Pre packed company

In 2014 Teresa Graham published the results of her independent review commissioned by the Government into the perceived misuse of the administration regime where a “pre-packaged” sale of a company’s business occurs immediately on appointment of an Administrator.

Known as a “Pre-Pack” the word has moved into common parlance in the corporate world and in the press, as some high profile cases brought the procedure into the public eye.

The process is often used where time and other commercial pressures on a business mean that there is not time, or it would not beneficial to appoint an administrator and then seek a sale or rescue, as this can have an instant impact on value and saleability and may result in even the incumbent management/owners themselves having less of an interest in the business. The pre-pack enables a proposed Administrator, where the circumstances suit, to agree the terms of a sale in advance and complete a deal immediately on appointment. This gives a seamless transition as far as customer perception is concerned and of course means continuity for employees. Creditors don’t always see it that way of course and many an eyebrow has been raised when they learn the business has been subject to a pre-pack – the obvious concern is “has the Administrator done the right deal for us?”…. “was the business worth more on the open market?” etc, with the lack of transparency prior to a sale being an obvious gripe.

As the use of the process has been drawn more and more into public and press focus, so the industry has reacted.

Statement of Insolvency Practice No.16 (“SIP16”) required an Administrator to give details of the sale and the circumstances leading to it, including comment on the options explored and the efforts made to ensure the sale was in the best of interests of the company and its creditors.

But as pressure mounted, the Government commissioned an independent review into the use of the process. The Graham Report was the result and its recommendations resulted in the establishment of the Pre Pack Pool (“the Pool”), which came on line in November 2015.

The purpose of the Pool is to give an independent view on the suitability of a proposed pre-pack. The use of the Pool is not mandatory and requires an application by the purchaser, rather than the selling company or its proposed Administrator and costs (the purchaser) £800+VAT.

The result is not binding on the purchaser and would not prevent a sale. There is no obligation to pass on the results to the Administrator who along with the creditors might never know its content or conclusions.
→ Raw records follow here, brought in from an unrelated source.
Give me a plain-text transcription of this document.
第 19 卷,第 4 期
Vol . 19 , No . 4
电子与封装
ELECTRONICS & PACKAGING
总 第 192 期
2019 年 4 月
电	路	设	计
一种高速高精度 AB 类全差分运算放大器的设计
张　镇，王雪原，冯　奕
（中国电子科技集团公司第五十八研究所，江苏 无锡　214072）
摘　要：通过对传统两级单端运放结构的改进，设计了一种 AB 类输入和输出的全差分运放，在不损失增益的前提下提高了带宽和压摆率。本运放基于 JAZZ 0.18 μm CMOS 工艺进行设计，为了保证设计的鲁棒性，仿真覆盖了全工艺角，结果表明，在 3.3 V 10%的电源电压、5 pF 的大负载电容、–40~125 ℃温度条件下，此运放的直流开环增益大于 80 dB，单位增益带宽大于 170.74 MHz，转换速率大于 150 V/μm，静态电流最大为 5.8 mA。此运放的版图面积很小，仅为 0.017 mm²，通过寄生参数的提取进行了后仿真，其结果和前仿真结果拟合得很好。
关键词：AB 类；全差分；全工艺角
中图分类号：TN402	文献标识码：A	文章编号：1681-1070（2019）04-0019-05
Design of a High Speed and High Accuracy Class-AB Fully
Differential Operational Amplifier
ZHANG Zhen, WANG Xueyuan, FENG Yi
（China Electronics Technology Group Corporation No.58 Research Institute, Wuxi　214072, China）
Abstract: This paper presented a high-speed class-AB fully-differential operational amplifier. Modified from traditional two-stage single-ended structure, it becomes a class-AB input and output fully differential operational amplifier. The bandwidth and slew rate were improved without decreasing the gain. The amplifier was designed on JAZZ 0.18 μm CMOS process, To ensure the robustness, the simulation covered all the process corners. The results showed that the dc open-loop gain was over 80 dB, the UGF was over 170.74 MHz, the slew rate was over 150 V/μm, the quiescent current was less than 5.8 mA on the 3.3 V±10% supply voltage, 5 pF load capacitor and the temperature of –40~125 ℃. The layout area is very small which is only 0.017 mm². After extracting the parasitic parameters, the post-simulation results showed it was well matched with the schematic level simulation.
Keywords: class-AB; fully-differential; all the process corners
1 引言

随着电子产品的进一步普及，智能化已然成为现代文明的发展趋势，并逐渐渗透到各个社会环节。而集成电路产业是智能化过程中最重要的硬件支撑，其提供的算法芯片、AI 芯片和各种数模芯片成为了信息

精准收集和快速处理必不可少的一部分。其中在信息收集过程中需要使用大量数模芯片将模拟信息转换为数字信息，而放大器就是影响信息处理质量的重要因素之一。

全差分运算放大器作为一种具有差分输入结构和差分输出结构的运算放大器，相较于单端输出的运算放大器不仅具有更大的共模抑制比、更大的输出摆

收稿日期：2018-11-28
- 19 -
6 months since being introduced feedback on the Pool thus far has not been positive; a prominent London solicitor has been quoted in Accountancy Age as saying that the Pool is:

“… riddled with technical difficulties, it is costly, time consuming and, frustratingly, it wastes valuable time during a complex transaction. In short, it serves no useful purpose whatsoever”.

There has been no indication how many applications to the Pool have been made but the suspicion is not many. Talking to other professionals, one has commented that he raised the option of the Pool with a purchaser on a proposed transaction who was utterly incredulous that as well as investing cash in a struggling business, taking on accrued staff costs and rights and probably having to give personal guarantees to suppliers, he was also being asked if he “wanted to” pay the Pool £800 for an opinion he didn’t need.

That particular purchaser decided not to do so and it seems many have also made that decision.

So, if the Pool does not serve a useful purpose what next?

The Graham report concluded that if its recommendations (including the Pool, revised SIP16 etc) didn’t work, then the Government had to consider legislation to control the use of pre-packs.

We are not there yet, but we don’t know how long the Pool will be given to prove itself, or how the public perception will be measured… given that the Pre Pack Pool Limited counts Teresa Graham as a shareholder, the Government is going to need to find another independent reviewer to assess its effectiveness (or otherwise) and so we are unlikely to be seeing wholesale legislative changes for at least 5 years, probably more.

There may be space for the Pool, or something like it, in the pre-pack process but it’s clearly not working in its current form and there ought to be an urgent review and overhaul of the process to make it relevant, useful, appropriate to the case and cost effective.